How each individual responds to an injury is unique to the athlete.
“Anyone with issues related to anxiety or [who] are prone to panicking, those would be the first places I would look, moreso in potential emergency situations,” Dobersztyn said. “I’m trying to get the athlete back to their original focus. Some athletes know what happened right away – they felt themselves go down, felt a pop. Some athletes, it hurts so badly that they work themselves up into a panic scenario.”
Downers Grove North wrestling coach Chris McGrath said the school is fortunate to have Dobersztyn on staff in those situations.
“Like in any trauma scenario, whatever it is, the kids will look to how the adult in the room behaves,” McGrath said. “When a kid gets hurt, they know they’re hurt. They’re looking for an adult to make it calmer and she has that perfect blend of intensity but calm under pressure. She makes it easier for athletes to manage the crisis.”
That management, both physically and mentally, continues after the injury takes place.
“In the post-injury scenario, I visualize with the athlete how they want to get back, what the healing from an injury process looks like,” Dobersztyn said. “It’s very different for different athletes.”
That work with an athlete requires a relationship of trust that Dobersztyn looks to build when a student starts at Downers Grove North.
She said she likes meeting athletes in their freshman year when they come out for sports and said it’s easier when an athlete has an older sibling or friend who already went through the school. There definitely is a sense of intimidation when kids come in as freshmen, Dobersztyn said, but she works to get to know them at practices and camps.
“They start to recognize who we are and we start to build that trust,” she said. “I try to stress that with coaches that if little things pop up, if something doesn’t feel right, go find Katie. The last several years, kids will get to know us during less-intense sports and a lot of it is word of mouth.”
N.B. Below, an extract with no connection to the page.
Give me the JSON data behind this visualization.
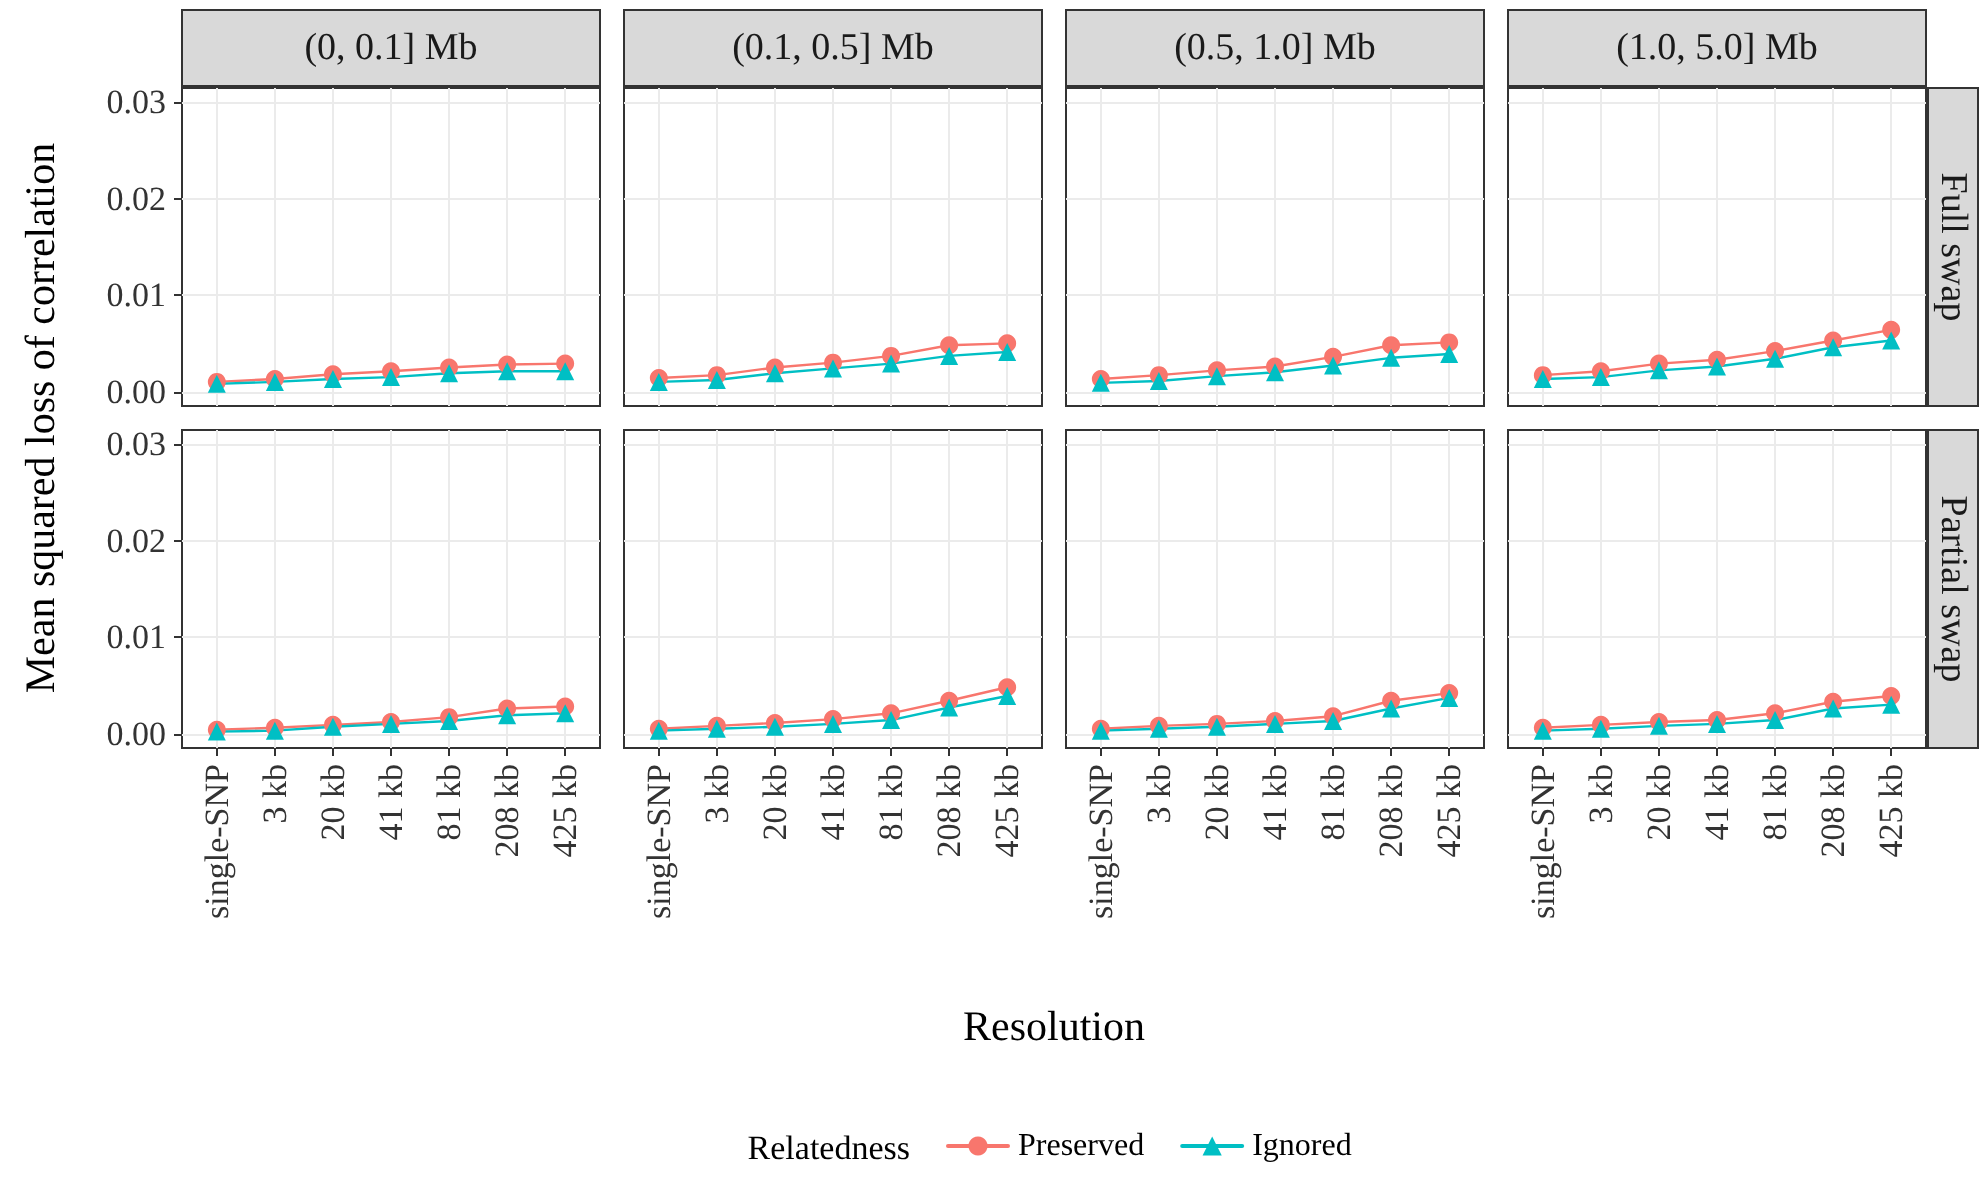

Dobersztyn loves to see how athletes grow from the beginning of freshman year to their senior year – and not just bigger and stronger.
“How their personalities develop, how they develop inside and outside of the sport, how that affects them from beginning to end,” she said. “I can see different personalities. The athlete in football might not be the same as during wrestling season. It’s building those relationships, watching them grow.
“My favorite thing is having them develop a sense of autonomy, where they continue to go on to play sports and they have that sense of awareness with their body, that it’s anything they can control. It’s about knowing how they feel and what they feel.”
Caring and understanding, fair but tough, McGrath said Dobersztyn is meant to be a trainer.
“In any profession when your unique skill set meets your knowledge meets your personality, when you have those three things come together, you have something special,” he said. “Katie loves sports. She loves medicine, she loves people and she is incredibly helpful and friendly. When you have those three things together, it makes the perfect trainer.”